If you are visiting MMM, chances are that you’ve already identified the opportinuity that mobile can and does play within life around you. You might even have realized that there’s an inroad within your ministry or organization that can be better developed within the lens of mobile processes or actions. Just having a realization isn’t enough, and many time, what’s signifiant about an opportnunity to utilize a new tool isn’t the possibilities with it, but the tangeable results afterwards.

As any person who has done process design or even some kind of system/process analysis will tell you, opportunities are best defined by being able to track progress and replicate the successes. In the context of mobile ministry, this is no different – however, identifying the real opportunity from the pie-in-the-sky ones does present a problem. Here are some of the questions MMM has posed to groups in the past:

  • How many people will be needed to setup and support the technology and administrative efforts?
  • What are the reasonable levels of participation compared to the histories of other activities?
  • What are the costs you see/don’t see?
  • What event could drastically change the outcome of this effort (positively or negatively)?
  • What are the social implications of this effort? Is there a point of no return?

Questions such as these can be asked before making a step forward in order to better understand the scope of the proposed opportunity. Once these questions are addressed, the idea of what’s a clear opportunity and what isn’t not only becomes clear, but then moving forward towards ministry that’s enabled my mobility becomes something less likely to meet the kinds of resistances which should have been considered beforehand.

What you can’t do is be afraid to take a chance. Innovation demands that you put down the teathers of success or failure and embrace adventure at the cost of engaging others within this faith journey. Yes, some efforts will cost more (people, resources, financally, etc.) than others; and clearly, there are some things that depending on the context that you just should not do; but there is never a reason to not try something new. Mobile is too new of a context for a group not to.

Identifying an opportunity for mobile-enabled minsitry should not be looked at as a means to boost numbers for anything except the household of faith.
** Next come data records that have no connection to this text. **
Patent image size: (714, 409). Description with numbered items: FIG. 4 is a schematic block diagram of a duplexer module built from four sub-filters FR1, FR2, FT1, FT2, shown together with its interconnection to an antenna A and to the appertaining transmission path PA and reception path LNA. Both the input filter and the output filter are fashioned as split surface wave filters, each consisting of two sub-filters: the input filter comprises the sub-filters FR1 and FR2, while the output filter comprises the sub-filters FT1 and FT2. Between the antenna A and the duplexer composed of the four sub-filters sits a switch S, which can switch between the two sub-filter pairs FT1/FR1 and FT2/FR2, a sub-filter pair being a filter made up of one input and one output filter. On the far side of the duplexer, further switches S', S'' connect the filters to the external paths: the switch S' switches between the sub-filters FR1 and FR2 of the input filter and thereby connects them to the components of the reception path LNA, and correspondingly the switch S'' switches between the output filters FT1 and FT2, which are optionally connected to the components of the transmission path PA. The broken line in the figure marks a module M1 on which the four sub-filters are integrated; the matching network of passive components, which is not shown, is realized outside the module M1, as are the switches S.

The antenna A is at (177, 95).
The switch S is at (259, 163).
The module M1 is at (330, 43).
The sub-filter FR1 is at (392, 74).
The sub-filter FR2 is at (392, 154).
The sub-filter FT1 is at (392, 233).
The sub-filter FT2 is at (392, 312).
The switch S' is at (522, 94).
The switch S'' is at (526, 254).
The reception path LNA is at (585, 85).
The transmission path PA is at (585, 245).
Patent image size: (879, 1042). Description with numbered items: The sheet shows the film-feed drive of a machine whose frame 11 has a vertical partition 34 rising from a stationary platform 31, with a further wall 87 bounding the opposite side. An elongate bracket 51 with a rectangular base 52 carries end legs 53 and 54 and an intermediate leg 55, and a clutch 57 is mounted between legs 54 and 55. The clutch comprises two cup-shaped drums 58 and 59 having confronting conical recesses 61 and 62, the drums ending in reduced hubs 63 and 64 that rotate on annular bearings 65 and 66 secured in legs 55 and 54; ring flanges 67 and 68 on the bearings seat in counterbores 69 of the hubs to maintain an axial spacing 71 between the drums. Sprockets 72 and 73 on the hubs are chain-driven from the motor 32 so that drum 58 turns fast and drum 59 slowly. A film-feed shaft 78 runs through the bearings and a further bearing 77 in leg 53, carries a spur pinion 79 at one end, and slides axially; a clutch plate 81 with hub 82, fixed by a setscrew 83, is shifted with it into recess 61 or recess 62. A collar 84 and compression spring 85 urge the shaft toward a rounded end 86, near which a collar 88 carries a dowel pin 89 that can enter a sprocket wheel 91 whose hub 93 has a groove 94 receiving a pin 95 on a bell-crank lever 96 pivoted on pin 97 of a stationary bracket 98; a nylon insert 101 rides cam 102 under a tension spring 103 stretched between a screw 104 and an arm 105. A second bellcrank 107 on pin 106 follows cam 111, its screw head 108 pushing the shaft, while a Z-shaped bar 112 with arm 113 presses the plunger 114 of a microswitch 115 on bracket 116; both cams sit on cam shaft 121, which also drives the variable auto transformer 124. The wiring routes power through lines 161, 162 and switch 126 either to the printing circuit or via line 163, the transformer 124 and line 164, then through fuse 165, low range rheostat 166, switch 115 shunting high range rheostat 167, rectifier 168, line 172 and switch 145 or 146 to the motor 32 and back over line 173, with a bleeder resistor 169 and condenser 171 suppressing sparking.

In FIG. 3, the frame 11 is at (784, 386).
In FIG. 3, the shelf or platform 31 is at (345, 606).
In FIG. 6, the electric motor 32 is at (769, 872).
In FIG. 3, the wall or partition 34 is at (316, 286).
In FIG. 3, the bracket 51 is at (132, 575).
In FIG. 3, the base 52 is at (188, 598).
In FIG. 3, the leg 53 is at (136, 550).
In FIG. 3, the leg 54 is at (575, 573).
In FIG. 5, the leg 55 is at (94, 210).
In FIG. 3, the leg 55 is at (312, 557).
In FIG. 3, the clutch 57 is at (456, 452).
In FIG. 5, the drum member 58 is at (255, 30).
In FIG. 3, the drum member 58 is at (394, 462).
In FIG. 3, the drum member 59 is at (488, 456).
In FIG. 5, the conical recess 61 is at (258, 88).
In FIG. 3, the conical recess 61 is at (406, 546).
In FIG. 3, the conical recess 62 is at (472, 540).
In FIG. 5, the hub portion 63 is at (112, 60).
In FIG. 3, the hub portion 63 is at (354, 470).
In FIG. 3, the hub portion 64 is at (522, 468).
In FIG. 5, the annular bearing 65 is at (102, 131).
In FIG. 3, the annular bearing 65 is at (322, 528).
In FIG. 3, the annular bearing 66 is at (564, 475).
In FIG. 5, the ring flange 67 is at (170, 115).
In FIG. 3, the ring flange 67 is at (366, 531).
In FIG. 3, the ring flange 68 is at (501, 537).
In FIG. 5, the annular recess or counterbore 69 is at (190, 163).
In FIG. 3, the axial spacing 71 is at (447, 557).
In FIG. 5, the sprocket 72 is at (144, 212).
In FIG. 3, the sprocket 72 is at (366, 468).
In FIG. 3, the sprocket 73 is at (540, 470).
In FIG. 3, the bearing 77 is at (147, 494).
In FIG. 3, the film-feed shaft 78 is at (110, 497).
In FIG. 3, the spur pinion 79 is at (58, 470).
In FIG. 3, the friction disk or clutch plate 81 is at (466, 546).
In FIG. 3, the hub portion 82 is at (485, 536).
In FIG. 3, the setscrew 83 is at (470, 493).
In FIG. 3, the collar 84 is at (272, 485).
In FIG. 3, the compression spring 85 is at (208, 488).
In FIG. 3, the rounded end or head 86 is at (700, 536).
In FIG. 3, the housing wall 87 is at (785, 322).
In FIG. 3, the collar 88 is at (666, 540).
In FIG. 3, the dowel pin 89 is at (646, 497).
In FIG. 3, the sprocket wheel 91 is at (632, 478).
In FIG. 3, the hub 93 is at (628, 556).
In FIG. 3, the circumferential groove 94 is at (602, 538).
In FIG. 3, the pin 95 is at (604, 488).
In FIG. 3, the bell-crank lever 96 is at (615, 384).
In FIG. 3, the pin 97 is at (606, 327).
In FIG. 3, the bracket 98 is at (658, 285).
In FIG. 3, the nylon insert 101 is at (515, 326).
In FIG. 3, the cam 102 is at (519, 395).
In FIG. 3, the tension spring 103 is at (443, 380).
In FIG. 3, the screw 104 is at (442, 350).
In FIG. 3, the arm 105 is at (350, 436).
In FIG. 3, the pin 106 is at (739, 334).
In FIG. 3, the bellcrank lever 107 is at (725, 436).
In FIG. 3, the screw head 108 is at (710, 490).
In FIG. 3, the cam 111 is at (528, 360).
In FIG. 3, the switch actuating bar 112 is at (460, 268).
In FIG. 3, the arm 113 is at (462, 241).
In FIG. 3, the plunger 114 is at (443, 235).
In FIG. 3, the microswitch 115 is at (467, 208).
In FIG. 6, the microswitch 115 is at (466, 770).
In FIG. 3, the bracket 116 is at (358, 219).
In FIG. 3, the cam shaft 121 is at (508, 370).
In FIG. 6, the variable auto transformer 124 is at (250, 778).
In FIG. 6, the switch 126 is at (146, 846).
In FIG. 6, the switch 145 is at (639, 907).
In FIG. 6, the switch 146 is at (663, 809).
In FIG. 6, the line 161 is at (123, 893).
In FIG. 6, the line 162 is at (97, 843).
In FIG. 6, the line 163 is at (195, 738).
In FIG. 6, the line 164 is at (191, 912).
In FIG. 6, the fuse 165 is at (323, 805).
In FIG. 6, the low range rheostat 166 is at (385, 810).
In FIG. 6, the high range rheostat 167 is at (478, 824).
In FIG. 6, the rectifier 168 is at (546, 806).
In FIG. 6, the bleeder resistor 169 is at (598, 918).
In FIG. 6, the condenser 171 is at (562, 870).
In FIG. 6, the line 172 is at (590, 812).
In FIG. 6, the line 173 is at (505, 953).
We should not be looking at creating a new digital community, or another layer to people interacting within [our] faith communities without first looking to address areas of need – personal, communial, social, legal, etc. – that enable the fruit of the “good news” (John 13:34-35) to be seen, consumed, and multiplied (Matthew 28:18-20).

Then, the results of our excursions into mobile would be seen and received with gladness (or even greater tribulation, which is also a sign of vindication), and the risen Christ is rightly credited with taking opportunity of the moment, and we are thanked for being in position to be utilized as vessels for His moment (Zechariah 14:20-21).